The end of this quest is not the end of the line however, and once I hit 110 today there is a coda. I know what this is, having had that surprise taken from me last night by someone who I can 100% guarantee did not mean to spoil me, but did. The fact I’m still annoyed at this after a night’s sleeps means that this questline’s had a significant impact. I don’t think ill or badly at all towards the person, for the record: what they’ve done is merely cement the belief that plot isn’t the only thing that’s important in Azeroth. History matters more, and the lore retconning that’s taking place puts some interesting conflicts into the mix, especially if histories will be re-written to support the direction the narrative’s now taking. It means that when I level anyone else with a crafting profession, there’ll need to be time and thought given to where they start, what they’re equipped with and how I move forward with their journeys not as alts, but characters.

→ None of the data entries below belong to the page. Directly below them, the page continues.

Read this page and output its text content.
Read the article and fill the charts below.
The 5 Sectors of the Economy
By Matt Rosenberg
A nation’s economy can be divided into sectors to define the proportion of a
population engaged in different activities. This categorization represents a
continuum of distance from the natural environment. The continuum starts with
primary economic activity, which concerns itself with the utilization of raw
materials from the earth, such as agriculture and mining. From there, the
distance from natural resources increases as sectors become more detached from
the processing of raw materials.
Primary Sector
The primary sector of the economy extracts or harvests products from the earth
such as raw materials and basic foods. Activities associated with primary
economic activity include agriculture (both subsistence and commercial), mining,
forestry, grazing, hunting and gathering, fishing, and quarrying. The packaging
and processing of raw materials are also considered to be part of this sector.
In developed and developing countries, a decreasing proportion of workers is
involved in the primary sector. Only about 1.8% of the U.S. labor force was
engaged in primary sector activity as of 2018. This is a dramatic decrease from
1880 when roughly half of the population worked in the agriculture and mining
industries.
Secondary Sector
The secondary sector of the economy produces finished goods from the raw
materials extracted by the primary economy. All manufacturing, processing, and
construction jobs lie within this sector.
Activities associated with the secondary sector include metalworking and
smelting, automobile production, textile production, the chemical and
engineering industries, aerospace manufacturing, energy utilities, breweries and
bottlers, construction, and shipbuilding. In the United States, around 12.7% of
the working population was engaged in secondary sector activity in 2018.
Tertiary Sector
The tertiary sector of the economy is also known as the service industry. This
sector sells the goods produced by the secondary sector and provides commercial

One of Activision Blizzard’s main objectives this Expansion was to instil as sense of ‘class fantasy’ with the Artefact weapons. What’s also happened here is a sense of ‘profession fantasy’ with Leatherworking. After a decade plus of plying my trade, I have rediscovered the reason why I’m here: it takes time to complete the best work, there is thought and effort with every craft. The fact at the end I am rewarded with something rare and unique, that this isn’t simply deposited in my bags and has to be earnt? So much the better. It also means that, for a subset of players for whom this task has always been a chore and never an adventure, there is a chance to pull them back into the game world and away from the constant desire simply to make money from the Auction House. Whether this works, of course, is yet to be seen, but it makes for very interesting dilemmas along the way.
Once I hit end game, I have a whole new set of adventures ahead of me. I doubt however any will have quite the impact that Leatherworking has had on my view of Azeroth and how I fit within it. For that, I may never find a way to thank Activision Blizzard enough.